Since mainland stocks bounced back on May 11, the gauge of small-caps on the Shenzhen exchange has risen as much as 6.2 per cent, beating the 3.4 per cent gain on the Shanghai Composite Index of larger companies.
Still, the outperformance is not enough to reverse the bearish views of analysts from Bocom International Holdings and Haitong Securities, who say the board is still outside the safety margin for investors.
“ChiNext is still not a buy. Valuations are expensive,” said Hong Hao, head of research at Bocom International, the Hong Kong-based brokerage unit of Bank of Communications. Hong, who correctly predicted the boom-to-bust of mainland stocks in 2015, said the ChiNext index may decline about 16 per cent from current levels as the rebound is likely to prove to be short-lived.
Mutual fund managers trimmed their holdings in ChiNext companies in the first quarter, as valuations were three times more expensive than the Shanghai Composite even after the small-cap gauge remains 56 per cent down from its 2015 peak. The stretched valuations of smaller firms have prompted investors to seek safe havens in cheaper and larger companies with stable earnings growth, with shares of liquor giant Kweichow Moutai and home-appliance maker Gree Electric Appliances reaching record highs this year.

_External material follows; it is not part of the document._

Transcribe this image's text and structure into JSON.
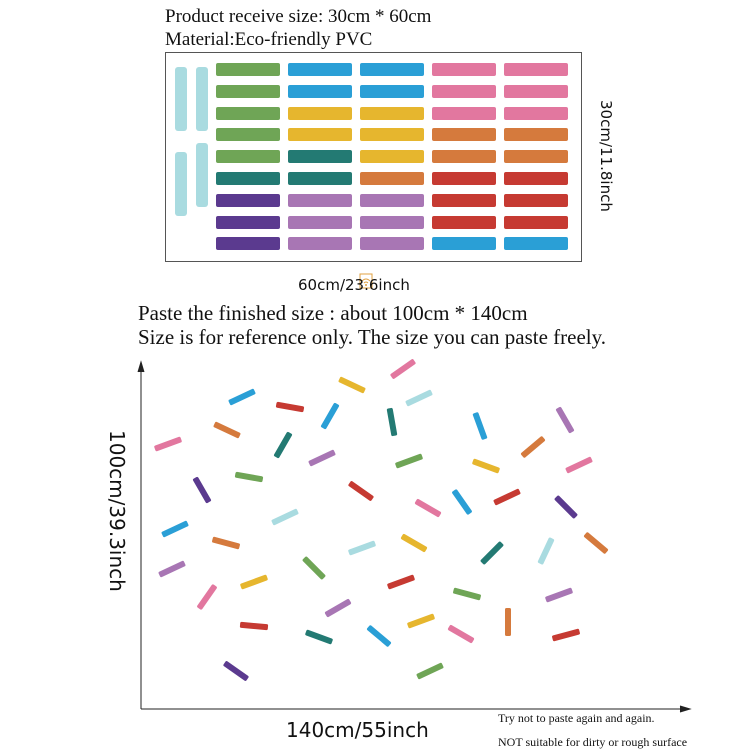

The probability of positive returns from ChiNext stocks over the next year is almost half that of buying shares on the Shanghai Composite, according to Xun Yugen, a strategist at Haitong Securities, who based his argument on the median price-to-earnings ratios of the two boards.
The ChiNext index is valued at about 63 times the median PE ratio, well above the 40 threshold considered as the safety margin, while the Shanghai Composite is close to the multiple of 30 times which is perceived as the dividing line between safe and risky, Xun said in a research note.
The ChiNext board has been falling out of favour among investors after the stocks led a crash in mainland equities in 2015 following the regulatory clampdown on margin trading funded by illegal non-brokerage institutions. Trading has been lacklustre since then, with daily turnover down almost 70 per cent from the all-time highs in 2015.
The recent rally appears to be driven more by technical factors than fundamentals, as it followed the index’s decline to a level lower than the nadir in 2015, prompting some buyers to believe the market was over-sold and would see a quick rebound.
A true and sizeable rebound in ChiNext stocks may come in the third quarter, when the ruling Communist Party reshuffles the top leadership in its plenary congress and the pace of financial deleveraging moderates further, according to Chen Li, a strategist at Credit Suisse Group.